A lot of the dehumanizing language came directly from President Trump and his administration, who consistently used terms like “aliens,” “criminal aliens,” or even “illegals” to describe immigrants (in fact, at the direction of then-Attorney General Jeff Sessions, in July 2018, the Justice Department specifically instructed U.S. attorneys offices to only describe immigrants as “aliens”).
In the summer of 2018, during the height of public outrage about family separations at the border, the Monterey County Herald (along with many other news outlets) amplified a Tweet from President Trump using the term “illegals”: “Judges run the system and illegals and traffickers know how it works. They are just using children!” Many news outlets also printed letters to the editor that used these dehumanizing terms.

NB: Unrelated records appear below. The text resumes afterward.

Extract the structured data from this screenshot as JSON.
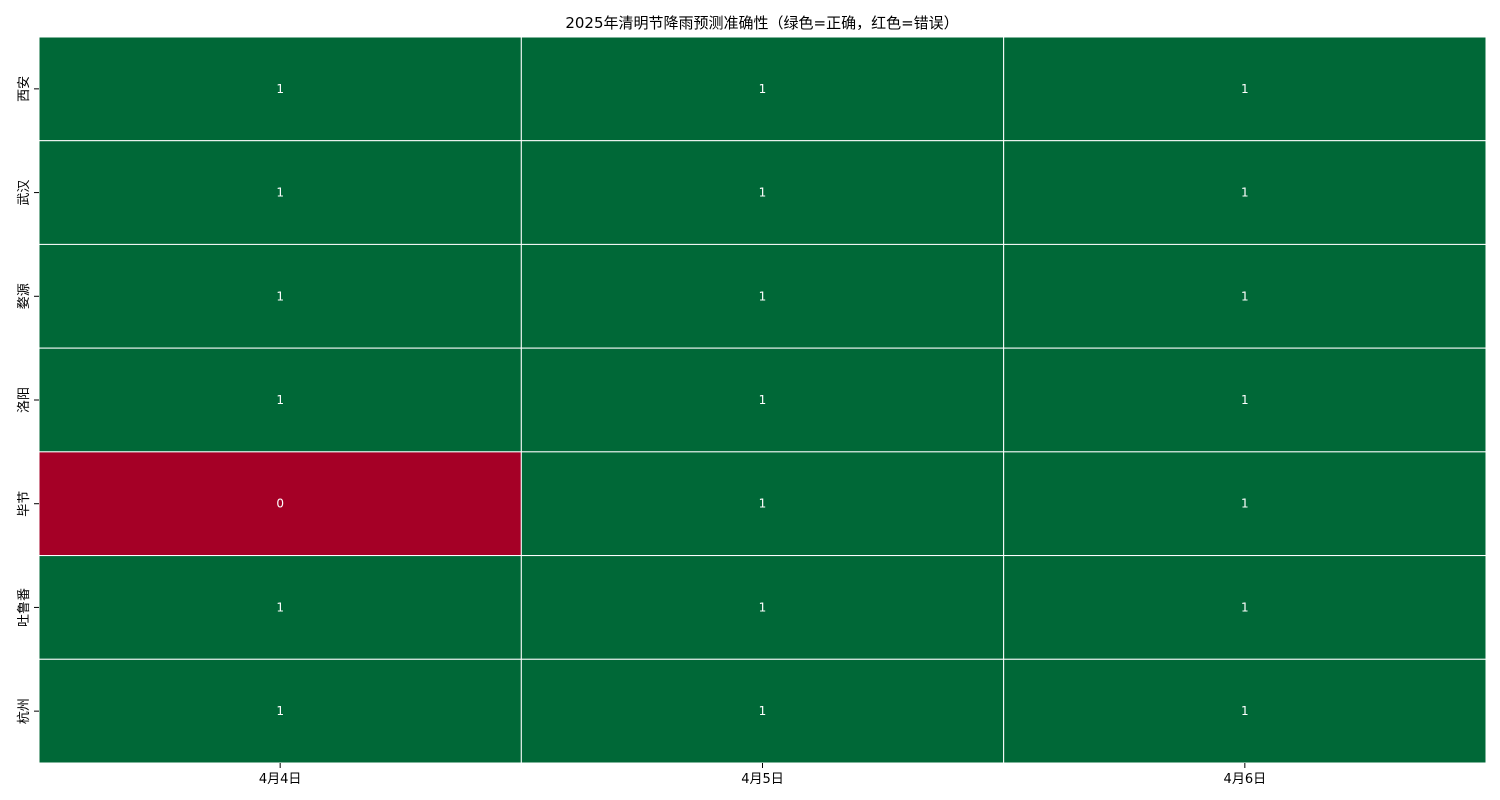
{
  "chart_data": {
    "type": "heatmap",
    "title": "2025年清明节降雨预测准确性（绿色=正确，红色=错误）",
    "x_categories": [
      "4月4日",
      "4月5日",
      "4月6日"
    ],
    "y_categories": [
      "西安",
      "武汉",
      "婺源",
      "洛阳",
      "毕节",
      "吐鲁番",
      "杭州"
    ],
    "values": [
      [
        1,
        1,
        1
      ],
      [
        1,
        1,
        1
      ],
      [
        1,
        1,
        1
      ],
      [
        1,
        1,
        1
      ],
      [
        0,
        1,
        1
      ],
      [
        1,
        1,
        1
      ],
      [
        1,
        1,
        1
      ]
    ],
    "color_map": {
      "0": "#a50026",
      "1": "#006837"
    },
    "cell_border_color": "#ffffff",
    "annotations": true,
    "colorbar": false
  }
}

We wanted to know if this pattern was limited to the news coverage in the counties we had analyzed, or if it was a larger issue, so we expanded our analysis and looked at the language used in articles published in 2018 from top national newspapers. We found that on average, about 15% of articles about immigration contained derogatory, misleading, or racist terms in reference to immigrants. The New York Post, Washington Post blogs, The Washington Post, and The New York Times had the most articles with stigmatizing language about immigrants.
We found the same pattern in California newspapers. Just like in the top papers nationally, around 15% of articles (14.8%, to be exact) contained stigmatizing language about immigrants. The Chico Enterprise-Record, the Monterey County Herald, and Los Angeles Daily News were the most egregious offenders.

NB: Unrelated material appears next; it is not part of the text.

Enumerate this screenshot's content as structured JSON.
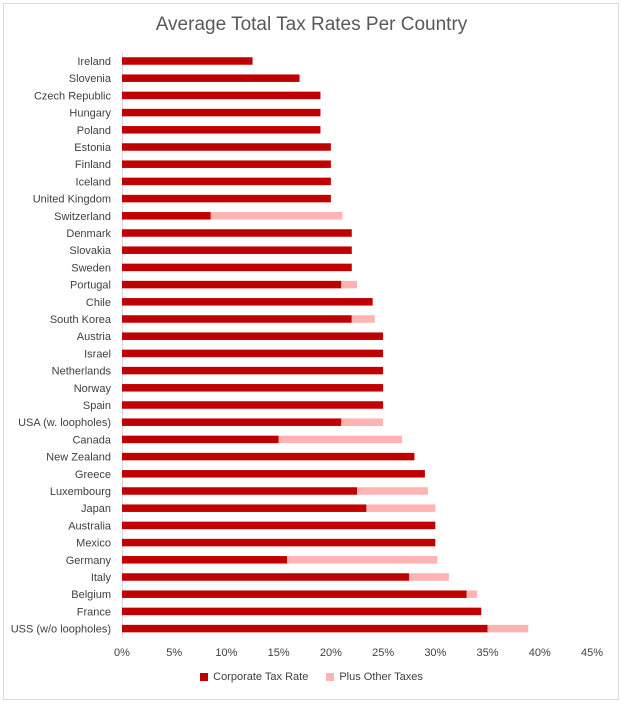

Language matters. “It’s the words and headlines used combined with the images and videos we see that perpetuate this otherizing of undocumented immigrants in our communities,” said veteran journalist and BMSG Strategic Communication Specialist Fernando Quintero. Quintero initiated a campaign to stop the use of the word “illegals” as a noun by media outlets when he served on the board of the National Association of Hispanic Journalists more than 20 years ago.
“A journalist’s role is to cut through jargon and report a fair and balanced story. When reporters incorporate terms like “illegals” or “aliens” or “caravans,” they are essentially using coded language presented as government jargon designed to dehumanize and demonize immigrants,” Quintero said. “And when they show only images of immigrants wading across the Rio Grande or scaling a border wall instead of showing and telling stories of individual families and children with dreams, that’s not journalism. That’s propaganda.”

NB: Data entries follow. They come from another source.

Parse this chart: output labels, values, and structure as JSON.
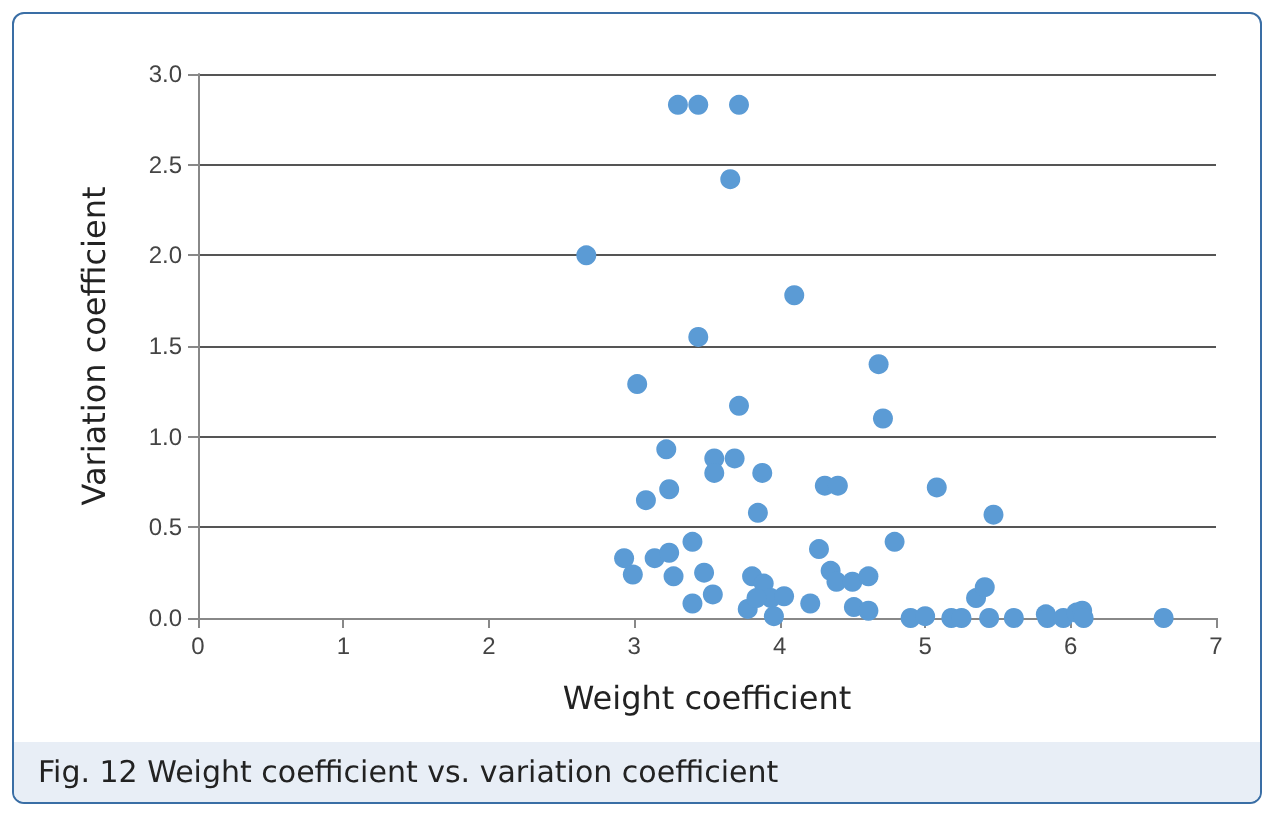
{
  "chart_data": {
    "type": "scatter",
    "title": "Fig. 12 Weight coefficient vs. variation coefficient",
    "xlabel": "Weight coefficient",
    "ylabel": "Variation coefficient",
    "x": [
      3.3,
      3.44,
      3.72,
      3.66,
      2.67,
      4.1,
      3.44,
      4.68,
      4.71,
      3.02,
      3.72,
      3.22,
      3.55,
      3.69,
      3.88,
      3.55,
      4.31,
      4.4,
      5.08,
      3.08,
      3.24,
      3.85,
      5.47,
      4.79,
      3.4,
      2.93,
      3.14,
      3.24,
      2.99,
      3.27,
      3.48,
      3.81,
      3.89,
      4.27,
      4.35,
      4.39,
      4.5,
      4.61,
      3.54,
      3.4,
      3.78,
      3.94,
      4.03,
      3.84,
      3.96,
      4.21,
      4.51,
      4.61,
      4.9,
      5.0,
      5.18,
      5.25,
      5.35,
      5.41,
      5.44,
      5.61,
      5.83,
      5.84,
      5.95,
      6.04,
      6.08,
      6.09,
      6.64
    ],
    "series": [
      {
        "color": "#5b9bd5",
        "values": [
          2.83,
          2.83,
          2.83,
          2.42,
          2.0,
          1.78,
          1.55,
          1.4,
          1.1,
          1.29,
          1.17,
          0.93,
          0.88,
          0.88,
          0.8,
          0.8,
          0.73,
          0.73,
          0.72,
          0.65,
          0.71,
          0.58,
          0.57,
          0.42,
          0.42,
          0.33,
          0.33,
          0.36,
          0.24,
          0.23,
          0.25,
          0.23,
          0.19,
          0.38,
          0.26,
          0.2,
          0.2,
          0.23,
          0.13,
          0.08,
          0.05,
          0.11,
          0.12,
          0.11,
          0.01,
          0.08,
          0.06,
          0.04,
          0.0,
          0.01,
          0.0,
          0.0,
          0.11,
          0.17,
          0.0,
          0.0,
          0.02,
          0.0,
          0.0,
          0.03,
          0.04,
          0.0,
          0.0
        ]
      }
    ],
    "xlim": [
      0,
      7
    ],
    "xticks": [
      0,
      1,
      2,
      3,
      4,
      5,
      6,
      7
    ],
    "ylim": [
      0,
      3
    ],
    "yticks": [
      {
        "value": 0,
        "label": "0.0"
      },
      {
        "value": 0.5,
        "label": "0.5"
      },
      {
        "value": 1,
        "label": "1.0"
      },
      {
        "value": 1.5,
        "label": "1.5"
      },
      {
        "value": 2,
        "label": "2.0"
      },
      {
        "value": 2.5,
        "label": "2.5"
      },
      {
        "value": 3,
        "label": "3.0"
      }
    ],
    "grid": "y",
    "marker": "circle"
  }
}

Photo courtesy of Nitish Meena on Unsplash
And as Race Forward notes, racist rhetoric used in the media and political discourse has “paved the way for a rise in hate crimes against immigrants.”
We need to continue to put pressure on the media to avoid using stigmatizing language about immigrants. We can start by having conversations with news outlets, reporters, and editors about the language they use to describe immigrants.
While some news outlets—including the Los Angeles Times and USA Today—have pledged to stop using the i-word, others have created guidelines to avoid repeating stigmatizing language. For example, rather than using a direct quote, NPR‘s guidelines encourage journalists to paraphrase using neutral language when a government official’s statement includes terms like “illegal immigrants” or “illegal aliens.” Advocates can ask local news outlets about their guidelines for talking about immigrants and encourage them to adopt policies that limit the use of derogatory, dehumanizing language.
Advocates and activists can also help reduce stigma by training and supporting immigrants as they become spokespeople who can bring their voice the conversation. Reading stories from immigrants, their families, and communities from the border humanizes these issues for everyone, directly combating racist frames in the political discourse being reflected by the media.